Can someone explain the feared runaway nuclear reaction that Oppenheimer presented Einstein in the film? The one where detonating a nuke would’ve exploded the whole world?
Wouldn’t that scenario require many orders of magnitude more energy than the output of the what the first (or current) nuclear weapons were capable of?
In: Physics
While they were quite sure that it wasn’t a realistic probability (the movie very much played up the probability calculation of this happening) but there was a tiny tiny tiny chance that the nuclear explosion could cause a sufficiently large neutron burst (at sufficiently high pressure and temperature) to trigger an action where two nitrogen atoms (the most common element in earths atmosphere) and a hydrogen atom (hydrogen is everywhere) fuse together, release energy and create a runaway cascade that would set the entire planets atmosphere ablaze.
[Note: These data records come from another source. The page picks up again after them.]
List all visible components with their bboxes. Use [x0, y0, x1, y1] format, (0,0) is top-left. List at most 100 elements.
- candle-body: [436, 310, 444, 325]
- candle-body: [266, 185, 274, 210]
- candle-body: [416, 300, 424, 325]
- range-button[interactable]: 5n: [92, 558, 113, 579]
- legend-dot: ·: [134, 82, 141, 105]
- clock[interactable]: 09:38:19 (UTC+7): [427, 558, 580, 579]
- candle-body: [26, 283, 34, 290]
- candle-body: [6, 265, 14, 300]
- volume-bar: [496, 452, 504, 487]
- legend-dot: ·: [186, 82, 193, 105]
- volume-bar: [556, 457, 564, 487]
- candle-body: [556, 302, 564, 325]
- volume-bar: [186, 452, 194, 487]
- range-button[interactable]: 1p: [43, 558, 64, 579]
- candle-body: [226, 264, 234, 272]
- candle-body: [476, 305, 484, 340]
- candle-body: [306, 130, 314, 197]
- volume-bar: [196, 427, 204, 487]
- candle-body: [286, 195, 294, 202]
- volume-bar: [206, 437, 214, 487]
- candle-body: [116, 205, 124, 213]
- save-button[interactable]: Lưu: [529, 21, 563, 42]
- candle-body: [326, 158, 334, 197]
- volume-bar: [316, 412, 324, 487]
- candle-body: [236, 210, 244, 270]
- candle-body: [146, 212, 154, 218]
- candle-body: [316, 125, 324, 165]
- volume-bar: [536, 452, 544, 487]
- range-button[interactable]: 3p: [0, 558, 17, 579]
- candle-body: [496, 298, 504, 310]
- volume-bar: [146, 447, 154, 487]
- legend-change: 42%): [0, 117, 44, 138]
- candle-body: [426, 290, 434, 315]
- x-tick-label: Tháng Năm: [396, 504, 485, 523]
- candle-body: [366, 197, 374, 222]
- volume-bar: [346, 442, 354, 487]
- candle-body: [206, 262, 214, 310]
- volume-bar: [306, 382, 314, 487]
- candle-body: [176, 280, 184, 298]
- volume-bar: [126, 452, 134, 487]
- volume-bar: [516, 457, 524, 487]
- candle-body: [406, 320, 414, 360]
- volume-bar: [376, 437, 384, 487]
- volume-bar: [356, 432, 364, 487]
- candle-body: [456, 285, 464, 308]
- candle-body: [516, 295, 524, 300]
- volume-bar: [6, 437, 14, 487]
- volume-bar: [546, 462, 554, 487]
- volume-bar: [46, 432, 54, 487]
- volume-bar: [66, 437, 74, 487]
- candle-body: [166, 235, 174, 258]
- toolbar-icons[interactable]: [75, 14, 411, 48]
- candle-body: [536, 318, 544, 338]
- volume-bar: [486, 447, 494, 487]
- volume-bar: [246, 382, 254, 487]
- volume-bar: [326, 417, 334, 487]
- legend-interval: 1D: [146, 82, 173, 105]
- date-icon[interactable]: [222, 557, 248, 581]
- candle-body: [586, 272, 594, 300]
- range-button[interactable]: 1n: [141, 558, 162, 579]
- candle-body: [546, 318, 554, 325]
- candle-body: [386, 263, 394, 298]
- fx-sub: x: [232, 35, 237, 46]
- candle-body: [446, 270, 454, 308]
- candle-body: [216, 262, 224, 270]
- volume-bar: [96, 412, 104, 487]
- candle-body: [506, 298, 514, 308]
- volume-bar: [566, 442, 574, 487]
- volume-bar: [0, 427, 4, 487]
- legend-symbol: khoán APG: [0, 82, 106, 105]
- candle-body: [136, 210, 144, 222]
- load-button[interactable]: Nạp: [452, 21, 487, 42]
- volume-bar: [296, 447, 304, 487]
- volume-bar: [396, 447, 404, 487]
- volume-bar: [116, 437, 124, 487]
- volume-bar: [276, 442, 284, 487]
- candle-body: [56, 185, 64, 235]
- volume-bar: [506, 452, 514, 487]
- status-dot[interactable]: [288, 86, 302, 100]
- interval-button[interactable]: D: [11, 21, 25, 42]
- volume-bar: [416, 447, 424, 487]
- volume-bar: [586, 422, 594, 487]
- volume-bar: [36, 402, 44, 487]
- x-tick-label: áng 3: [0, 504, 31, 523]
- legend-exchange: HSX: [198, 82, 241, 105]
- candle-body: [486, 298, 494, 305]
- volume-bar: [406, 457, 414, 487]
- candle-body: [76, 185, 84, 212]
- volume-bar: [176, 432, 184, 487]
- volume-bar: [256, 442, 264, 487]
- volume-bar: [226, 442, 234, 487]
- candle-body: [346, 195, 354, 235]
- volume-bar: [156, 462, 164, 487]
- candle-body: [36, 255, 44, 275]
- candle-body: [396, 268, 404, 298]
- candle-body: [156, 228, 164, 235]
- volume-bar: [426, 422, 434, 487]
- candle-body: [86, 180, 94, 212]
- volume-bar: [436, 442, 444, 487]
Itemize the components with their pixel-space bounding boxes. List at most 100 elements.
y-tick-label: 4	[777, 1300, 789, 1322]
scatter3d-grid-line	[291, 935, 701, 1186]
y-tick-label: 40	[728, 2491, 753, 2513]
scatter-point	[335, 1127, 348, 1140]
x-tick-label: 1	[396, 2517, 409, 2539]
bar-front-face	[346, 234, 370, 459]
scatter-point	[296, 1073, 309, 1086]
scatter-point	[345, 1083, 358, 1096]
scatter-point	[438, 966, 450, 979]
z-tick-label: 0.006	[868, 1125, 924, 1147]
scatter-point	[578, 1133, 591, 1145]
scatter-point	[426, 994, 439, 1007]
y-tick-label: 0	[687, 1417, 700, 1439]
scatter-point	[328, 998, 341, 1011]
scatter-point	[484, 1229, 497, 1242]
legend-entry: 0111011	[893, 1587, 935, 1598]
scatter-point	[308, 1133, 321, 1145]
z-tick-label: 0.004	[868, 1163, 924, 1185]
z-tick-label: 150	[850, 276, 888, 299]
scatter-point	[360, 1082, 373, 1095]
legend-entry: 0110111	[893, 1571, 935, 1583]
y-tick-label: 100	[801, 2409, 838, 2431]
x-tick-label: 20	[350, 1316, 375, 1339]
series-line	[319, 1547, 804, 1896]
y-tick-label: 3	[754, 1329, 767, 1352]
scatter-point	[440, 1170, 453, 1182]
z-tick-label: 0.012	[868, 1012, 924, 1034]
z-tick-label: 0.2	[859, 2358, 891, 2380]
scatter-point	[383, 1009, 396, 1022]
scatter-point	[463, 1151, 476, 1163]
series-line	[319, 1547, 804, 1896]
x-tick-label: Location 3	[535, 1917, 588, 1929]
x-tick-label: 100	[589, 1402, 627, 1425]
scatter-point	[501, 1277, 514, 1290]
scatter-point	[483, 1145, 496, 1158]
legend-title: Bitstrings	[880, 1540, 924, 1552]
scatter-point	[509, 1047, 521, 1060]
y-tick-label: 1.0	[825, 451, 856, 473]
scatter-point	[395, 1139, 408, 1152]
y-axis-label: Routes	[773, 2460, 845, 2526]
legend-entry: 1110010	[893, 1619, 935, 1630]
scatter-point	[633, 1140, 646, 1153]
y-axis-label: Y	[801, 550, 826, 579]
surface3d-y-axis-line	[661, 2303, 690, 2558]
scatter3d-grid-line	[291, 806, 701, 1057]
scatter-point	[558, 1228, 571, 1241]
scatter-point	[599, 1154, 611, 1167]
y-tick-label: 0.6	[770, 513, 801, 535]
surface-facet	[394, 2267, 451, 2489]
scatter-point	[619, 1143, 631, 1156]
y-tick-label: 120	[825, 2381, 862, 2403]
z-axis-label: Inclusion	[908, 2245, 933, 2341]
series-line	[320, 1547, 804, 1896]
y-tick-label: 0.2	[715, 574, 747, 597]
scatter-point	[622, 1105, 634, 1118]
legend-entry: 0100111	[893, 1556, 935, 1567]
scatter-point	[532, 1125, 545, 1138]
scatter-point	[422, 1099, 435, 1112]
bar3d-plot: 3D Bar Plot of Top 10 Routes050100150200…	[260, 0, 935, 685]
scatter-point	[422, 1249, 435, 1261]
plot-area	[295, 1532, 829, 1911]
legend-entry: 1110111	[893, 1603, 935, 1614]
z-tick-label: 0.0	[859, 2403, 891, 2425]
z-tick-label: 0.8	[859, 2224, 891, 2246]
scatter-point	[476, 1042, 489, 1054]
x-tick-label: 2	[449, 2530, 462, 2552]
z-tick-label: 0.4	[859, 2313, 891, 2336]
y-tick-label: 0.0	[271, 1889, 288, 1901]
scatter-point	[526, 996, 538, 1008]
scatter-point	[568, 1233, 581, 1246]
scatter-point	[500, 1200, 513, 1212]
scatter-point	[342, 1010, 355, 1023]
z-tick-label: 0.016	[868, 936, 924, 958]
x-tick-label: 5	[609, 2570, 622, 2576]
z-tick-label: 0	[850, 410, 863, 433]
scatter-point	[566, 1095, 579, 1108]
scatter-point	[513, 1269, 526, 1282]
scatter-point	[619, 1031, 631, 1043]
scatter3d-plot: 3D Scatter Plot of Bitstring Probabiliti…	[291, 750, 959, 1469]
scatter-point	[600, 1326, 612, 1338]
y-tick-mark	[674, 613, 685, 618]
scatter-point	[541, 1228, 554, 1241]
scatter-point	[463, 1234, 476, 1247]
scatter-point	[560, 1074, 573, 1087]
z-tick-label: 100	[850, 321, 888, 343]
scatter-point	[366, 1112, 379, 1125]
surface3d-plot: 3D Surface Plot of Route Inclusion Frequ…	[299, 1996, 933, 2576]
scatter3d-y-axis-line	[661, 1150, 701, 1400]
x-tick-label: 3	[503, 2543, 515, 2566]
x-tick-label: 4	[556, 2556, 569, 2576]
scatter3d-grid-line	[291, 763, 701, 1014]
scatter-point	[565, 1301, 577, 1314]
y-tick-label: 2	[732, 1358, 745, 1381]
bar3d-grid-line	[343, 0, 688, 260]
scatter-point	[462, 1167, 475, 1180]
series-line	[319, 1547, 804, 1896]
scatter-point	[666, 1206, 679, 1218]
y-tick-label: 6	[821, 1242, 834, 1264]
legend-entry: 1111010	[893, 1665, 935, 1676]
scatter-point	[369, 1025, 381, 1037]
Both Oppenheimer and his top colleagues considered the chance vanishingly small, but it was (at the time) a non-zero probability. They couldn’t 100% say it wouldn’t happen, but it would require that this reaction was more likely than they had calculated (by several magnitudes) and that the nuclear bombs themselves proved multiple times more powerful than they had previously calculated. Based on how powerful the first bomb turned out to be they could immediately afterwards rule out the possibility of it ever happening (regardless of how powerful they made their bombs), the neutron capture rate just wasn’t high enough.